In a flow, qa-check is just another step after translation:

steps:
- tool: ai-translate
config: { provider: anthropic }
- tool: qa-check
label: Quality checks

Related validation tools cover narrower jobs — length-check for length ratios, chars-check for forbidden or corrupted characters, pattern-check for regex patterns such as printf placeholders, inconsistency-check for the same source translated differently across a batch, and the terminology validators term-enforce and term-check. The full set is in the Tool Reference.

LLM-assisted review

Where rule-based checks catch the mechanical errors, the ai-qa tool uses an LLM provider to assess qualities a rule cannot easily express — fluency, accuracy against the source, and terminology appropriateness — and attaches its assessment to each block. It is the natural companion to ai-translate: the built-in ai-translate-qa flow runs translation and then this review in one pass.
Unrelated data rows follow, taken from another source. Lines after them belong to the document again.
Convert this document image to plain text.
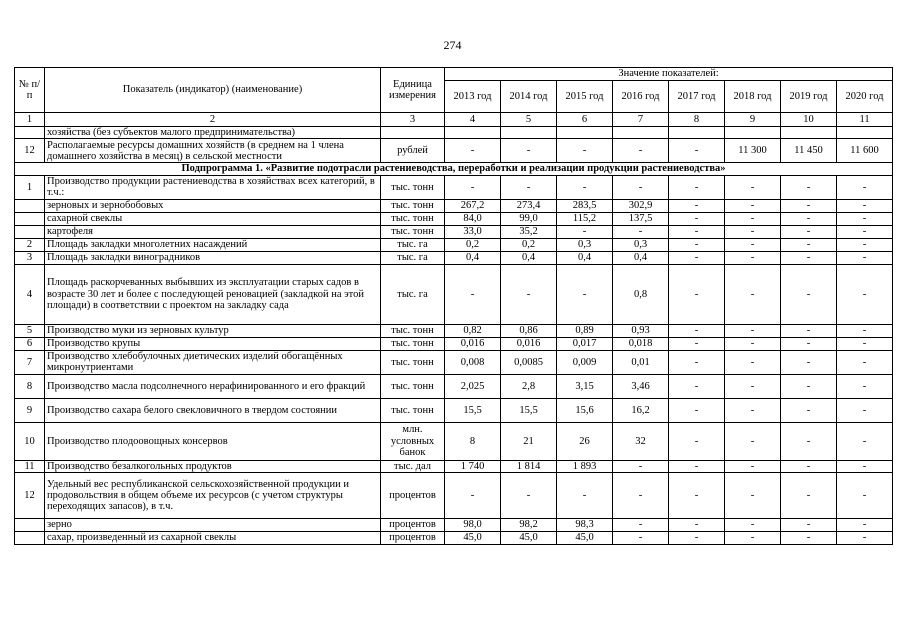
274
№ п/п	Показатель (индикатор) (наименование)	Единица измерения	Значение показателей:							
			2013 год	2014 год	2015 год	2016 год	2017 год	2018 год	2019 год	2020 год
1	2	3	4	5	6	7	8	9	10	11
	хозяйства (без субъектов малого предпринимательства)									
12	Располагаемые ресурсы домашних хозяйств (в среднем на 1 члена домашнего хозяйства в месяц) в сельской местности	рублей	-	-	-	-	-	11 300	11 450	11 600
Подпрограмма 1. «Развитие подотрасли растениеводства, переработки и реализации продукции растениеводства»										
1	Производство продукции растениеводства в хозяйствах всех категорий, в т.ч.:	тыс. тонн	-	-	-	-	-	-	-	-
	зерновых и зернобобовых	тыс. тонн	267,2	273,4	283,5	302,9	-	-	-	-
	сахарной свеклы	тыс. тонн	84,0	99,0	115,2	137,5	-	-	-	-
	картофеля	тыс. тонн	33,0	35,2	-	-	-	-	-	-
2	Площадь закладки многолетних насаждений	тыс. га	0,2	0,2	0,3	0,3	-	-	-	-
3	Площадь закладки виноградников	тыс. га	0,4	0,4	0,4	0,4	-	-	-	-
4	Площадь раскорчеванных выбывших из эксплуатации старых садов в возрасте 30 лет и более с последующей реновацией (закладкой на этой площади) в соответствии с проектом на закладку сада	тыс. га	-	-	-	0,8	-	-	-	-
5	Производство муки из зерновых культур	тыс. тонн	0,82	0,86	0,89	0,93	-	-	-	-
6	Производство крупы	тыс. тонн	0,016	0,016	0,017	0,018	-	-	-	-
7	Производство хлебобулочных диетических изделий обогащённых микронутриентами	тыс. тонн	0,008	0,0085	0,009	0,01	-	-	-	-
8	Производство масла подсолнечного нерафинированного и его фракций	тыс. тонн	2,025	2,8	3,15	3,46	-	-	-	-
9	Производство сахара белого свекловичного в твердом состоянии	тыс. тонн	15,5	15,5	15,6	16,2	-	-	-	-
10	Производство плодоовощных консервов	млн. условных банок	8	21	26	32	-	-	-	-
11	Производство безалкогольных продуктов	тыс. дал	1 740	1 814	1 893	-	-	-	-	-
12	Удельный вес республиканской сельскохозяйственной продукции и продовольствия в общем объеме их ресурсов (с учетом структуры переходящих запасов), в т.ч.	процентов	-	-	-	-	-	-	-	-
	зерно	процентов	98,0	98,2	98,3	-	-	-	-	-
	сахар, произведенный из сахарной свеклы	процентов	45,0	45,0	45,0	-	-	-	-	-
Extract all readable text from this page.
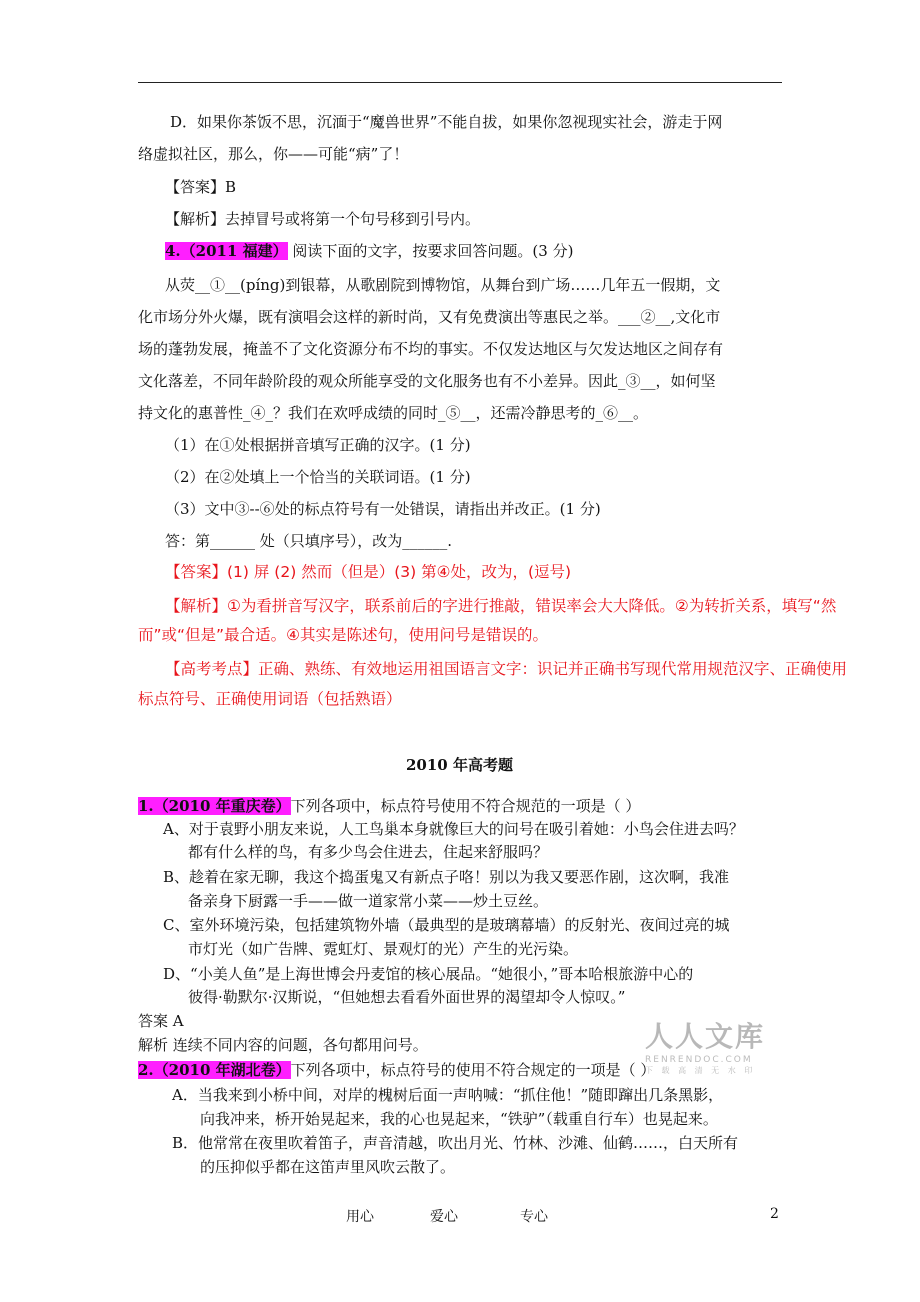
D．如果你茶饭不思，沉湎于“魔兽世界”不能自拔，如果你忽视现实社会，游走于网
络虚拟社区，那么，你——可能“病”了！
【答案】B
【解析】去掉冒号或将第一个句号移到引号内。
4.（2011 福建） 阅读下面的文字，按要求回答问题。(3 分)
从荧__①__(píng)到银幕，从歌剧院到博物馆，从舞台到广场……几年五一假期，文
化市场分外火爆，既有演唱会这样的新时尚，又有免费演出等惠民之举。___②__,文化市
场的蓬勃发展，掩盖不了文化资源分布不均的事实。不仅发达地区与欠发达地区之间存有
文化落差，不同年龄阶段的观众所能享受的文化服务也有不小差异。因此_③__，如何坚
持文化的惠普性_④_？我们在欢呼成绩的同时_⑤__，还需冷静思考的_⑥__。
（1）在①处根据拼音填写正确的汉字。(1 分)
（2）在②处填上一个恰当的关联词语。(1 分)
（3）文中③--⑥处的标点符号有一处错误，请指出并改正。(1 分)
答：第______ 处（只填序号），改为______.
【答案】(1) 屏 (2) 然而（但是）(3) 第④处，改为，(逗号)
【解析】①为看拼音写汉字，联系前后的字进行推敲，错误率会大大降低。②为转折关系，填写“然
而”或“但是”最合适。④其实是陈述句，使用问号是错误的。
【高考考点】正确、熟练、有效地运用祖国语言文字：识记并正确书写现代常用规范汉字、正确使用
标点符号、正确使用词语（包括熟语）
2010 年高考题
1.（2010 年重庆卷）下列各项中，标点符号使用不符合规范的一项是（ ）
A、对于袁野小朋友来说，人工鸟巢本身就像巨大的问号在吸引着她：小鸟会住进去吗？
都有什么样的鸟，有多少鸟会住进去，住起来舒服吗？
B、趁着在家无聊，我这个捣蛋鬼又有新点子咯！别以为我又要恶作剧，这次啊，我准
备亲身下厨露一手——做一道家常小菜——炒土豆丝。
C、室外环境污染，包括建筑物外墙（最典型的是玻璃幕墙）的反射光、夜间过亮的城
市灯光（如广告牌、霓虹灯、景观灯的光）产生的光污染。
D、“小美人鱼”是上海世博会丹麦馆的核心展品。“她很小，”哥本哈根旅游中心的
彼得·勒默尔·汉斯说，“但她想去看看外面世界的渴望却令人惊叹。”
答案 A
解析 连续不同内容的问题，各句都用问号。
2.（2010 年湖北卷）下列各项中，标点符号的使用不符合规定的一项是（ ）
A．当我来到小桥中间，对岸的槐树后面一声呐喊：“抓住他！”随即蹿出几条黑影，
向我冲来，桥开始晃起来，我的心也晃起来，“铁驴”（载重自行车）也晃起来。
B．他常常在夜里吹着笛子，声音清越，吹出月光、竹林、沙滩、仙鹤……，白天所有
的压抑似乎都在这笛声里风吹云散了。
人人文库
RENRENDOC.COM
下 载 高 清 无 水 印
用心	爱心	专心	2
kapi run ai-translate-qa -i app.xliff --target-lang fr

Findings travel with the block

Both kinds of check use the Block annotation system rather than rewriting text. Rule-based findings are recorded in block properties; LLM findings are attached as an annotation. This is the same shared channel that TM matches, terminology, and brand-voice results use, so a single downstream consumer — a report, an editor view, a CI gate — can read every kind of finding from one place.